Baaaaaa humbug; no sheep shearing festival in North Andover this year

By Drake Lucas
Staff writer

April 29, 2008 06:00 am

NORTH ANDOVER — It will be a sheepless spring in North Andover.

The annual sheep shearing festival, a town tradition for 35 years, has been canceled.

Joan Heafey, a member of the Festival Committee, said attendance has dropped the last two years since the festival moved behind the middle school because of construction work at the Town Common. The last two years also have been plagued with flooding and heavy rain for the festival, which normally takes place the third weekend in May.

"We don't get the exposure down at the middle school that we did at the common," Heafey said. "We have every intention of doing it again next year when the common is finished."

The festival is a celebration of North Andover's history as a hub for the woolen industry with woolen mills and woolen machinery mills dating back almost 200 years. The festival includes sheep shearing and sheep herding demonstrations, spinners showing how wool from the sheep was spun into yarn and craftspeople selling their work.

A year without the festival does not just result in a lack of sheep — it also leads to a lack of money.

The festival was the major fundraiser for the town's fireworks display for the Fourth of July. Residents will vote at the May 13 Town Meeting whether to give $9,500 out of the town's budget to pay for the fireworks.

The fireworks had always been a part of the budget until 2004 when Town Meeting voted to cut the money from the budget. The town had no fireworks display that year. The next year, the fireworks were saved by private donations, including more than $5,000 from the Yameen family, which owns Butcher Boy on Osgood Street.
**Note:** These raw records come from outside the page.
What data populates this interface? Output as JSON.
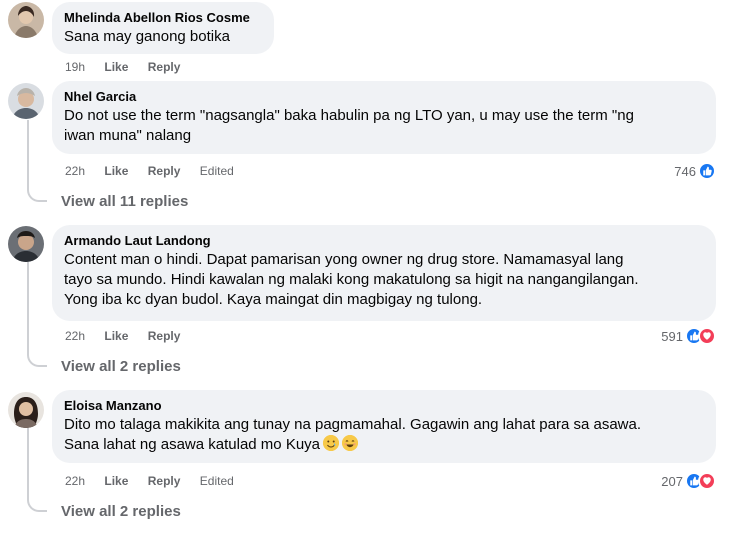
{
  "comments": [
    {
      "author": "Mhelinda Abellon Rios Cosme",
      "text": "Sana may ganong botika",
      "time": "19h",
      "like_label": "Like",
      "reply_label": "Reply"
    },
    {
      "author": "Nhel Garcia",
      "text_line1": "Do not use the term \"nagsangla\" baka habulin pa ng LTO yan, u may use the term \"ng",
      "text_line2": "iwan muna\" nalang",
      "time": "22h",
      "like_label": "Like",
      "reply_label": "Reply",
      "edited_label": "Edited",
      "reaction_count": "746",
      "reactions": [
        "like-icon"
      ],
      "view_replies": "View all 11 replies"
    },
    {
      "author": "Armando Laut Landong",
      "text_line1": "Content man o hindi. Dapat pamarisan yong owner ng drug store. Namamasyal lang",
      "text_line2": "tayo sa mundo. Hindi kawalan ng malaki kong makatulong sa higit na nangangilangan.",
      "text_line3": "Yong iba kc dyan budol. Kaya maingat din magbigay ng tulong.",
      "time": "22h",
      "like_label": "Like",
      "reply_label": "Reply",
      "reaction_count": "591",
      "reactions": [
        "like-icon",
        "love-icon"
      ],
      "view_replies": "View all 2 replies"
    },
    {
      "author": "Eloisa Manzano",
      "text_line1": "Dito mo talaga makikita ang tunay na pagmamahal. Gagawin ang lahat para sa asawa.",
      "text_line2": "Sana lahat ng asawa katulad mo Kuya",
      "time": "22h",
      "like_label": "Like",
      "reply_label": "Reply",
      "edited_label": "Edited",
      "reaction_count": "207",
      "reactions": [
        "like-icon",
        "love-icon"
      ],
      "view_replies": "View all 2 replies"
    }
  ],
  "colors": {
    "bubble": "#f0f2f5",
    "meta": "#65676b",
    "like": "#1877f2",
    "love": "#f33e58"
  }
}
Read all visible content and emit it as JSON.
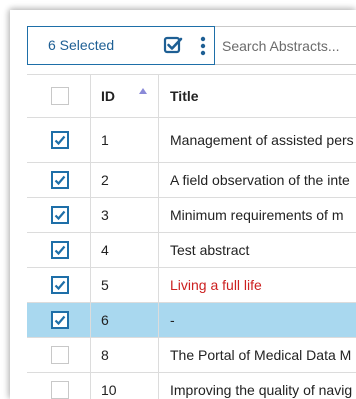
{
  "toolbar": {
    "selected_label": "6 Selected",
    "search_placeholder": "Search Abstracts..."
  },
  "table": {
    "columns": [
      "ID",
      "Title"
    ],
    "rows": [
      {
        "id": "1",
        "title": "Management of assisted pers",
        "checked": true
      },
      {
        "id": "2",
        "title": "A field observation of the inte",
        "checked": true
      },
      {
        "id": "3",
        "title": "Minimum requirements of m",
        "checked": true
      },
      {
        "id": "4",
        "title": "Test abstract",
        "checked": true
      },
      {
        "id": "5",
        "title": "Living a full life",
        "checked": true
      },
      {
        "id": "6",
        "title": "-",
        "checked": true
      },
      {
        "id": "8",
        "title": "The Portal of Medical Data M",
        "checked": false
      },
      {
        "id": "10",
        "title": "Improving the quality of navig",
        "checked": false
      }
    ]
  },
  "colors": {
    "accent": "#1e6fa8",
    "active_row": "#a9d8ef",
    "highlight_text": "#cc2020"
  }
}
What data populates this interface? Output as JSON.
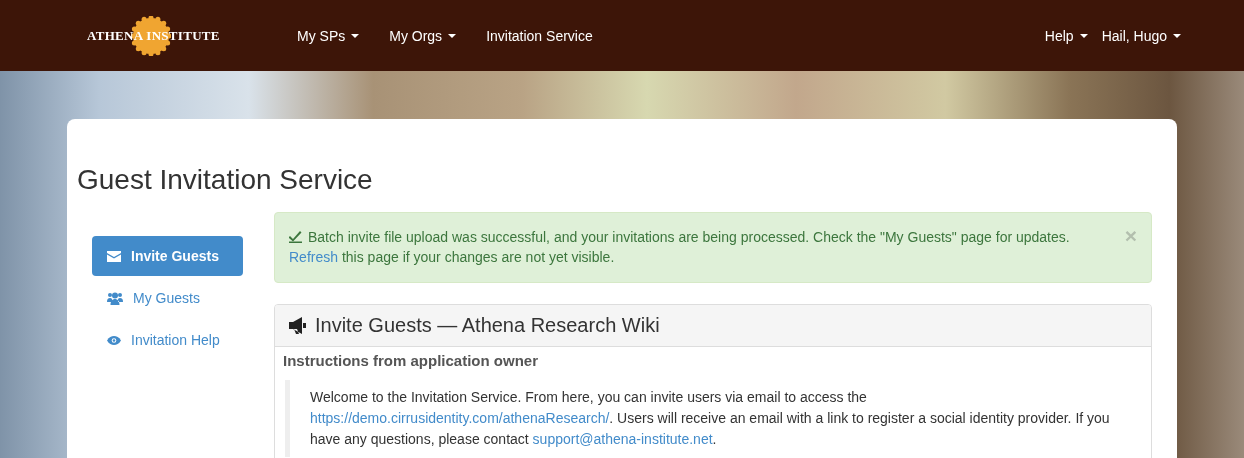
{
  "navbar": {
    "logo": "ATHENA INSTITUTE",
    "nav_items": [
      {
        "label": "My SPs",
        "dropdown": true
      },
      {
        "label": "My Orgs",
        "dropdown": true
      },
      {
        "label": "Invitation Service",
        "dropdown": false
      }
    ],
    "right_items": [
      {
        "label": "Help",
        "dropdown": true
      },
      {
        "label": "Hail, Hugo",
        "dropdown": true
      }
    ]
  },
  "page_title": "Guest Invitation Service",
  "sidebar": {
    "items": [
      {
        "label": "Invite Guests",
        "selected": true
      },
      {
        "label": "My Guests",
        "selected": false
      },
      {
        "label": "Invitation Help",
        "selected": false
      }
    ]
  },
  "alert": {
    "message": "Batch invite file upload was successful, and your invitations are being processed. Check the \"My Guests\" page for updates.",
    "link": "Refresh",
    "message_after": " this page if your changes are not yet visible.",
    "close": "×"
  },
  "panel": {
    "title": "Invite Guests — Athena Research Wiki",
    "subheading": "Instructions from application owner",
    "instructions": [
      {
        "kind": "text",
        "text": "Welcome to the Invitation Service. From here, you can invite users via email to access the "
      },
      {
        "kind": "link",
        "text": "https://demo.cirrusidentity.com/athenaResearch/"
      },
      {
        "kind": "text",
        "text": ". Users will receive an email with a link to register a social identity provider. If you have any questions, please contact "
      },
      {
        "kind": "link",
        "text": "support@athena-institute.net"
      },
      {
        "kind": "text",
        "text": "."
      }
    ]
  }
}
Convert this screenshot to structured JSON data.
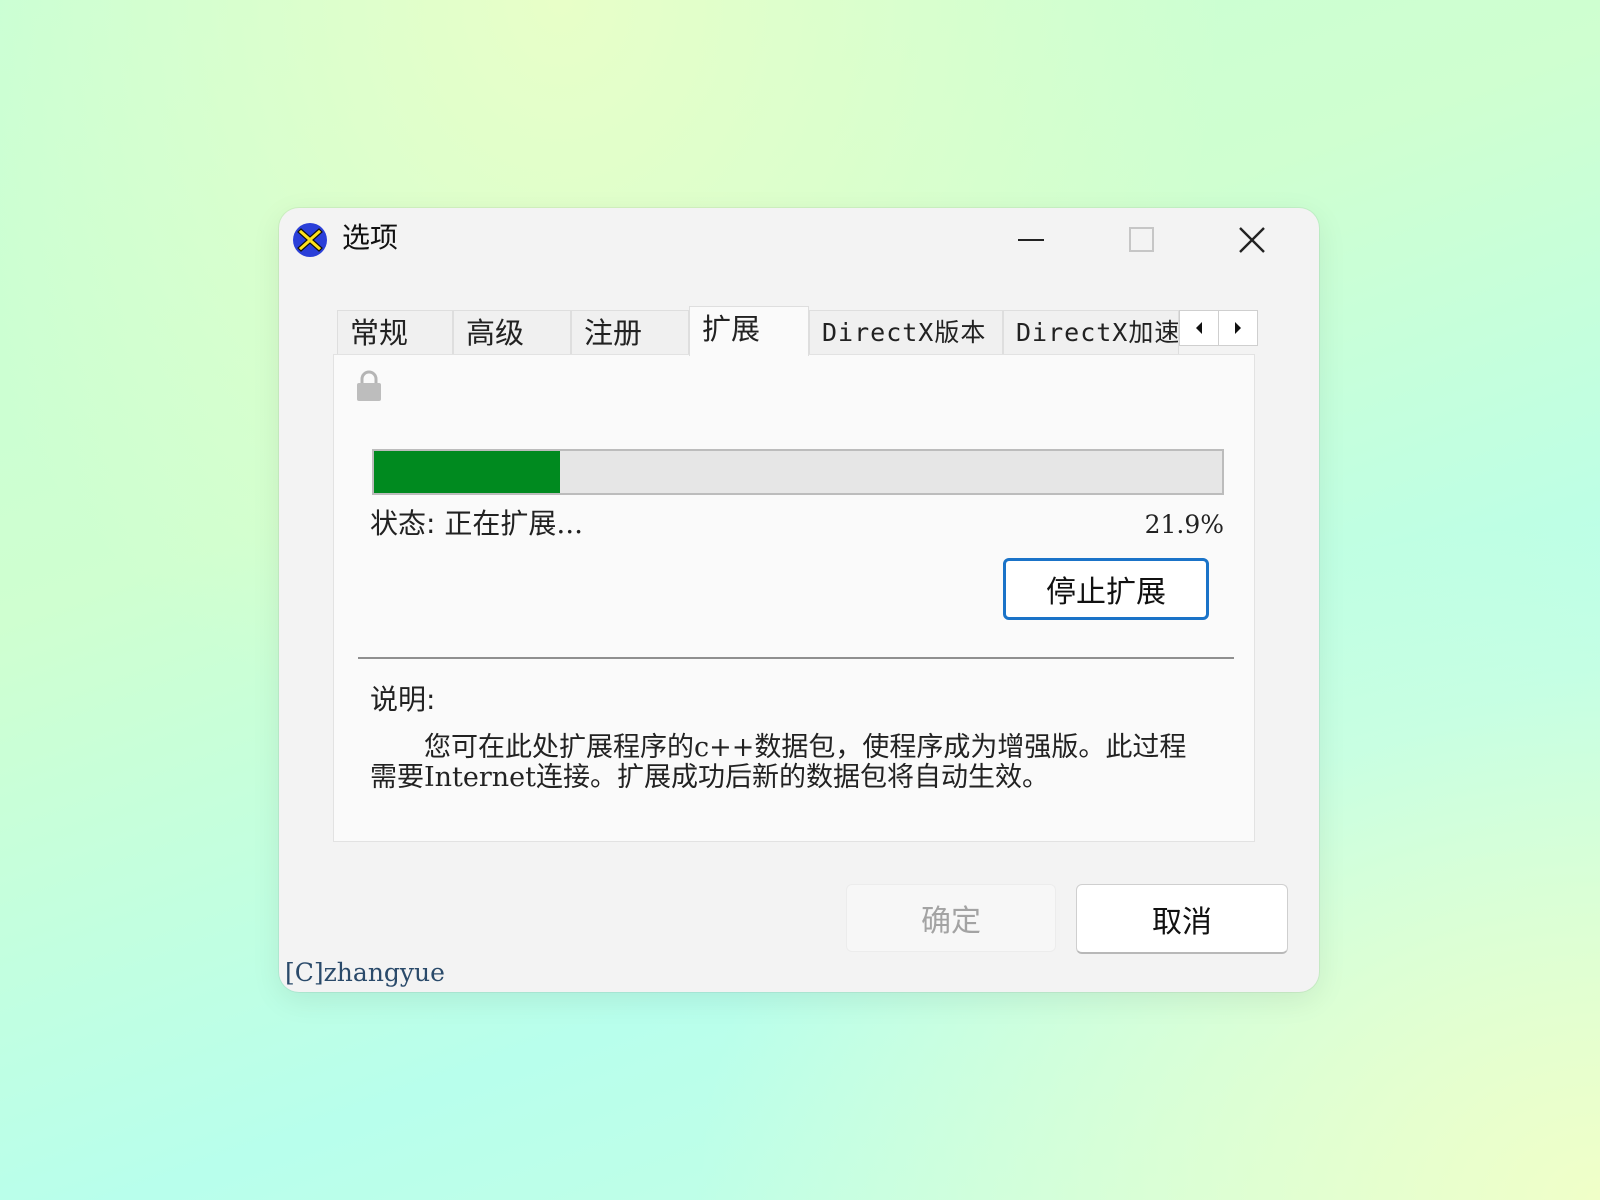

The Festival Committee then started using the money from the sheep shearing festival, plus some private donations, to pay for the fireworks. A jar for donations also is set up in Town Hall. Heafey said the committee may expand its fundraising efforts to put more jars up in businesses, but for this year without the sheep shearing festival, the committee does not have the time to raise more than $9,000.

"We are always looking for contributions so we don't have to go to the town for money," Heafey said. "This year, we had to put an article in Town Meeting warrant. Hopefully, it will get approved. We are banking on it."

If the money for the fireworks is approved at Town Meeting, Heafey said fireworks, along with the picnic and Fourth of July parade of baby carriages and bicycles will take place July Fourth weekend.

Construction at the Town Common is expected to be finished this summer. Heafey said she hopes it will be ready by next spring so the sheep shearing festival can return to the common.